Note that for the examples here, the multi sliding does not improve upon the number of shared variables.

Infrastructure

trait Sliding extends Dsl {
  def infix_sliding[T:Typ](n: Rep[Int], f: Rep[Int] => Rep[T]): Rep[Array[T]] = {
    val a = NewArray[T](n)
    sliding(0,n)(i => a(i) = f(i))
    a
  }
  def infix_sliding(r: Rep[Range]) = new {
    def foreach(f: Rep[Int] => Rep[Unit]): Rep[Unit] =
      sliding(r.start, r.end)(f)
  }
  def sliding(start: Rep[Int], end: Rep[Int])(f: Rep[Int] => Rep[Unit]): Rep[Unit]
}

No Sliding (Baseline)

Not actually sliding – just to have a baseline reference.

trait NoSlidingExp extends DslExp with Sliding {
  def sliding(start: Rep[Int], end: Rep[Int])(f: Rep[Int] => Rep[Unit]): Rep[Unit] = {
    (start until end) foreach f
  }
}

Sliding

trait SlidingExp extends DslExp with Sliding {

We use a LMS transformer to evaluate the loop body across various iterations and transformations.

  object trans extends ForwardTransformer {
    val IR: SlidingExp.this.type = SlidingExp.this
  }
  def log(x: Any): Unit = {
    System.out.println("sliding log: "+x)
  }

Some arithmetic rewrites to maximize sliding sharing.

  override def int_plus(lhs: Exp[Int], rhs: Exp[Int])(implicit pos: SourceContext): Exp[Int] =
    ((lhs,rhs) match {
      // (x+y)+z --> x+(y+z)
      case (Def(IntPlus(x:Exp[Int],Const(y:Int))), Const(z:Int)) => int_plus(x, unit(y+z))
      // (x-y)+z --> x-(y-z)
      case (Def(IntMinus(x:Exp[Int],Const(y:Int))), Const(z:Int)) => int_minus(x, unit(y-z))
      case (x: Exp[Int], Const(z:Int)) if z < 0 => int_minus(x, unit(-z))
      case _ => super.int_plus(lhs,rhs)
    }).asInstanceOf[Exp[Int]]

  override def int_minus(lhs: Exp[Int], rhs: Exp[Int])(implicit pos: SourceContext): Exp[Int] =
    ((lhs,rhs) match {
      // (x-y)-z --> x-(y+z)
      case (Def(IntMinus(x:Exp[Int],Const(y:Int))), Const(z:Int)) => int_minus(x, unit(y+z))
      // (x+y)-z --> x+(y-z)
      case (Def(IntPlus(x:Exp[Int],Const(y:Int))), Const(z:Int)) => int_plus(x, unit(y-z))
      case (x: Exp[Int], Const(z:Int)) if z < 0 => int_plus(x, unit(-z))
      case _ => super.int_minus(lhs,rhs)
    }).asInstanceOf[Exp[Int]]

  type Subst = scala.collection.immutable.Map[Exp[Any],Exp[Any]]
  type Doublet = (Rep[Unit], List[Stm])
  type Triplet = (Rep[Unit], List[Stm], Subst)

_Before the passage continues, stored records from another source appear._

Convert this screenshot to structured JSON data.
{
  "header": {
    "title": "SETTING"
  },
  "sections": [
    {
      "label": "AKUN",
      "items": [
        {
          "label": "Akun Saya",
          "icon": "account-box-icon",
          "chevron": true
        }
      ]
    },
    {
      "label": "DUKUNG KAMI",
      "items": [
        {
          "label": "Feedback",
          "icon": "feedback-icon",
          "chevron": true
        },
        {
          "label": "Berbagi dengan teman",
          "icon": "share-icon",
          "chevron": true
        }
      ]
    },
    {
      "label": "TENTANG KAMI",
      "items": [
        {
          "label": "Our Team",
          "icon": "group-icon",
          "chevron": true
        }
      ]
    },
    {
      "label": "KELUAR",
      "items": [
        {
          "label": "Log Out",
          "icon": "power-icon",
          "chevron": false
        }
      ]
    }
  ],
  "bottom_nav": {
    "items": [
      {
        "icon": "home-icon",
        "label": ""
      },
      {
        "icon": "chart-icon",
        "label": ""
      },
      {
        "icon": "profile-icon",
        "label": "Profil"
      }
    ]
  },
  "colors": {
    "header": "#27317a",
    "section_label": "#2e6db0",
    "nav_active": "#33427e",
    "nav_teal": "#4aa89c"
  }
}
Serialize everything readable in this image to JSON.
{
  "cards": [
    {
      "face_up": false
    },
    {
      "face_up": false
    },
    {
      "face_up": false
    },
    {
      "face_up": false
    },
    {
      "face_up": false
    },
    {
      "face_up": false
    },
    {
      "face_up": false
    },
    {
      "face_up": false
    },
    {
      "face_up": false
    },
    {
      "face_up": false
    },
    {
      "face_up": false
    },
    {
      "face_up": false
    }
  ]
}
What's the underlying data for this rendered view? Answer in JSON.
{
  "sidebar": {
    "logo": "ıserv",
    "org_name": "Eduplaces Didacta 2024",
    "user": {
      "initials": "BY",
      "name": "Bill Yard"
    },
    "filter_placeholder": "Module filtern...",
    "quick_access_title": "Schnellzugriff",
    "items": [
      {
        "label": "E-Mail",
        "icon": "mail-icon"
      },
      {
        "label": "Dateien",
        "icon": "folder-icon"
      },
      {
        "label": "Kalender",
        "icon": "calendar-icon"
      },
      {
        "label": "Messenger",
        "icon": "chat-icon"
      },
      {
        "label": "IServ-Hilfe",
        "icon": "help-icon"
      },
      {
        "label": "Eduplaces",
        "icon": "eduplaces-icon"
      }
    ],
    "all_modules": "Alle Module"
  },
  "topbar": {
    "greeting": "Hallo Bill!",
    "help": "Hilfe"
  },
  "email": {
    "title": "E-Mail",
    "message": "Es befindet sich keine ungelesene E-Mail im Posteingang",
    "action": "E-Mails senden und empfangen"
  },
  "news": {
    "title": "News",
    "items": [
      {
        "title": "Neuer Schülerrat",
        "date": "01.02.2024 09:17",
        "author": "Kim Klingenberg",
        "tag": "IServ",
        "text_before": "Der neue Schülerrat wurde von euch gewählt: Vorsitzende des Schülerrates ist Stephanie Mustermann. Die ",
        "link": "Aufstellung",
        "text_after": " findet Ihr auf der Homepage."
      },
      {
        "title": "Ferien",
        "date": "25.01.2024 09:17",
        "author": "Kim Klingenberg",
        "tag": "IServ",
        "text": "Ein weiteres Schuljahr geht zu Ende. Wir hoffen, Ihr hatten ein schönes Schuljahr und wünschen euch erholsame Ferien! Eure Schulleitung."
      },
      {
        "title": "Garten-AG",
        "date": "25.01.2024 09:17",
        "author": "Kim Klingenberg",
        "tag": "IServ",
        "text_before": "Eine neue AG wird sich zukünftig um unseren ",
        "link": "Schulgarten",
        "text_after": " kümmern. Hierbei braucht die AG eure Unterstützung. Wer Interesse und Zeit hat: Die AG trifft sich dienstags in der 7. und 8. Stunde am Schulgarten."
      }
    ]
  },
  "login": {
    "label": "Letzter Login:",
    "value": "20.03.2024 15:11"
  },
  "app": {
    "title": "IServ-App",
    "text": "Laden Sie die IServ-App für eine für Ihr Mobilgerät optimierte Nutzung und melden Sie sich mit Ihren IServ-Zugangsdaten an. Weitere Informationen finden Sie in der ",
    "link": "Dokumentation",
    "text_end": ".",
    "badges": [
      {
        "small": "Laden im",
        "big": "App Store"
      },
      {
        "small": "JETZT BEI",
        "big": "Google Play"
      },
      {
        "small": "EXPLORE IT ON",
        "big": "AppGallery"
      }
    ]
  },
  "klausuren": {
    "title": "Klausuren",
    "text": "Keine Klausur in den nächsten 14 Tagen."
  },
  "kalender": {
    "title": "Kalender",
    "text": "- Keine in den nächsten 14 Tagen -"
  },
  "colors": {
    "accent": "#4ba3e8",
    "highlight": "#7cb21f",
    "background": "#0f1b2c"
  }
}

Find the overlapping symbols: defined by f(i), used by f(i+1), f(i+2), … We create a helper function so that we can generalize to a fixpoint calculation in the subclass below.

  def findOverlap(i: Sym[Int], f: Rep[Int] => Rep[Unit]): (List[Sym[Any]], Doublet, Triplet) = {

We evaluate loop contents f(i), then f(i+1), then f(i+2). For evaluation, we use the reified sub graph for f(i), but we substitute i for i+1 or i+2. Each time, we reflect the statements from the previous iteration.

    val save = context
    // evaluate loop contents f(i)
    val (r0,stms0) = reifySubGraph(f(i))
    val (((r1,stms1,subst1),(r2,stms2,subst2)), _) = reifySubGraph {
      reflectSubGraph(stms0)
      context = save
      // evaluate loop contents f(i+1)
      val ((r1,subst1),stms1) = reifySubGraph(trans.withSubstScope(i -> (i+1)) {
        stms0.foreach(s=>trans.traverseStm(s))
        (trans(r0), trans.subst)
      })
      val ((r2,stms2,subst2), _) = reifySubGraph {
        reflectSubGraph(stms1)
        context = save
        // evaluate loop contents f(i+2)
        val ((r2,subst2),stms2) = reifySubGraph(trans.withSubstScope(i -> (i+2)) {
          stms0.foreach(s=>trans.traverseStm(s))
          (trans(r0), trans.subst)
        })
        (r2,stms2,subst2)
      }
      ((r1,stms1,subst1), (r2,stms2,subst2))
    }
    context = save

    val defs = stms0.flatMap(_.lhs)

Here, we find the overlap symbols: defined by f(i), used by f(i+1) and f(i+2).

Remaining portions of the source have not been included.